On most cameras, when you hold the shutter button halfway a steady ‘Ready’
or ‘In-Focus’ light or symbol next to the viewfinder illuminates. If you get a
blinking (or different colored) ‘Warning’ light rather than a steady ‘Ready’ light it
can indicate one of two things: 1) there is insufficient light (e.g., from cloud cover)
for the picture, or 2) the camera thinks it’s too close to the target because of a
reflection from the window (this is why we shoot photos through an open window).
This feature is handy when shooting from an airplane, as it allows you to
focus and lock onto your target at the earliest possible moment; you can then
concentrate on framing the target to best advantage before your press the shutter
release the rest of the way to capture the photo. Another advantage to using
exposure lock is that it reduces the time between pushing the shutter release and
the camera actually capturing the photo, which is a nice feature when you are
taking a picture from a moving airplane. This time lag (called shutter lag) can be
significant with low- to medium-priced digital cameras; during this wait, the
camera is subject to turbulence and the chance of a blurred shot increases.

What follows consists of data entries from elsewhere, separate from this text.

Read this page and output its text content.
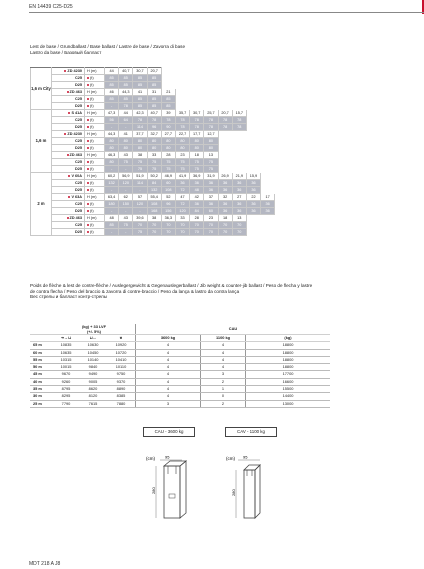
EN 14439 C25-D25
Lest de base / Grundballast / Base ballast / Lastre de base / Zavorra di base
Lastro da base / Базовый балласт
1,6 m City	ZD 4230	H (m)	44	40,7	30,7	20,7								
	C25	(t)	85	85	85	85								
	D25	(t)	85	85	85	85								
	ZD 463	H (m)	46	44,3	41	31	21							
	C25	(t)	85	85	85	85	85							
	D25	(t)	-	78	85	85	85							
1,6 m	S 41A	H (m)	47,3	44	42,3	40,7	39	35,7	30,7	25,7	20,7	15,7		
	C25	(t)	56	64	78	78	78	78	78	78	78	78		
	D25	(t)	-	-	114	96	90	78	78	78	78	78		
	ZD 4230	H (m)	44,3	41	37,7	32,7	27,7	22,7	17,7	12,7				
	C25	(t)	80	80	80	80	80	80	80	80				
	D25	(t)	80	80	80	80	80	80	80	80				
	ZD 463	H (m)	46,3	43	38	33	28	23	18	13				
	C25	(t)	80	75	75	75	75	75	75	75				
	D25	(t)	-	-	75	75	75	75	75	75				
2 m	V 60A	H (m)	60,2	56,9	51,9	50,2	46,9	41,9	36,9	31,9	26,9	21,9	15,9	
	C25	(t)	132	120	114	84	60	36	36	36	36	36	36	
	D25	(t)	-	-	-	132	108	72	48	36	36	36	36	
	V 63A	H (m)	63,4	62	57	55,4	52	47	42	37	32	27	22	17
	C25	(t)	180	150	120	108	96	72	36	36	36	36	36	36
	D25	(t)	-	-	-	168	156	120	84	60	36	36	36	36
	ZD 463	H (m)	48	43	39,6	38	36,3	33	28	23	18	13		
	C25	(t)	85	75	70	70	70	70	70	70	70	70		
	D25	(t)	-	-	75	70	70	70	70	70	70	70		
Poids de flèche & lest de contre-flèche / Auslegergewicht & Gegenauslegerballast / Jib weight & counter-jib ballast / Peso de flecha y lastre
de contra flecha / Peso del braccio & zavorra di contre-braccio / Peso da lança & lastro da contra lança
Вес стрелы и балласт контр-стрелы

	(kg) + 33 LVF
(+/- 5%)			CAU		
	⇸→⊔	⊔↔	⊍	3600 kg	1100 kg	(kg)
65 m	10835	10630	10920	4	4	18800
60 m	10635	10450	10720	4	4	18800
55 m	10315	10140	10410	4	4	18800
50 m	10015	9840	10110	4	4	18800
45 m	9670	9490	9750	4	3	17700
40 m	9260	9005	9370	4	2	16600
35 m	8795	8620	8890	4	1	15500
30 m	8295	8120	8385	4	0	14400
25 m	7790	7615	7880	3	2	13000
CAU - 3600 kg	CAV - 1100 kg
(cm)	95
280
(cm) 95
280
MDT 218 A J8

Some cameras have separate focus lock and exposure lock controls; the
separate exposure lock is often labeled as the auto-exposure lock (AEL). Check
your camera’s manual on how to use this feature.
2.4 Exposure Modes
2.4.1 Auto
The Automatic mode of the camera determines the optimal combination of
aperture, shutter speed, and sensitivity based on the exposure value determined
by the camera’s light metering system (discussed below). The camera’s
microcomputer usually assumes that you want to take a picture using the fastest
available shutter speed because this minimizes camera shake and the blur that
can result from a moving object. As it chooses the shortest possible shutter
speed, it is only limited by how small the aperture can go given the current lighting
conditions and ISO setting. The only adjustment you can make is the exposure
compensation (see below) to over- or under-expose the image.
Weaknesses
Most camera autofocus systems rely on contrast detection: it will focus the
lens until the image has as much contrast as possible. In other words, contrast
detection is largely a function of the available light in your scene. If the area
you’re trying to focus on is too dark, or uniformly colored, the camera won’t be
able to detect any contrast and may be unable to lock on.
For example, the Nikon D200 user manual lists several situations where its
autofocus may not work well:
There is little or no contrast between the subject and the background (i.e., the
subject is the same color as the background)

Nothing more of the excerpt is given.